REP. JERRY NADLER: The special prosecutor is limited in scope. His job was limited in scope and limited to crimes. What Congress has to do is look at a broader picture. We are in charge -- we have the responsibility of protecting the rule of law, of looking at obstructions of justice, abuses of power, at corruption, in order to protect the rule of law so that our democratic institutions are not greatly damaged by this president.

DANA BASH, CNN: On that very note, if Robert Mueller comes out in his report and suggests very strongly or states flat out that he agrees with you that the president obstructed justice, or that the president may have committed some crime that DOJ guidelines don't allow to be indicted, will you begin impeachment proceedings?

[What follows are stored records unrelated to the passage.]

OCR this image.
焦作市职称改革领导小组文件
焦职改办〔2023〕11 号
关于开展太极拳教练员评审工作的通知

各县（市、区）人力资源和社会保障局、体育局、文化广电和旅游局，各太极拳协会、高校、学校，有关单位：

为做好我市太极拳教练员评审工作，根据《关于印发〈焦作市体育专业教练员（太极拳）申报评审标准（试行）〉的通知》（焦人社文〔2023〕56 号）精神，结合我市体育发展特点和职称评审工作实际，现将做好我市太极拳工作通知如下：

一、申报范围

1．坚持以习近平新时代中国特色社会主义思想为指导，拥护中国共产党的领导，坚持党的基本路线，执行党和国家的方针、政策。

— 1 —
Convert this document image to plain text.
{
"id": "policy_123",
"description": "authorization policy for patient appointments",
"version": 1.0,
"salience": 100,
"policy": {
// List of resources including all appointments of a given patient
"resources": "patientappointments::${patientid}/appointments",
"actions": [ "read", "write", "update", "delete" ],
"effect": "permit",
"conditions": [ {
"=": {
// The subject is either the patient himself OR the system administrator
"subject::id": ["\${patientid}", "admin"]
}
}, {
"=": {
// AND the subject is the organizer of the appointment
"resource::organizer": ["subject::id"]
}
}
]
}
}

NADLER: It's way too early to speculate about that. Remember the -- it is true that the Justice Department thinks that they cannot indict a sitting president no matter what the evidence. As a matter of law. And that's what makes it even more important that all the evidence be given to Congress and the American people, because while the normal rule is, and it's a good rule, that if you aren't indicting someone because you don't have enough evidence, you don't then smear their name by saying they did these terrible things.

If you are not indicting someone because you can't as a matter of law then you can't hold the president accountable. The only other institution that can is Congress and you should not then hide the evidence, because that converts it into a cover-up. Congress needs that evidence and the American people need that evidence and information to make judgments.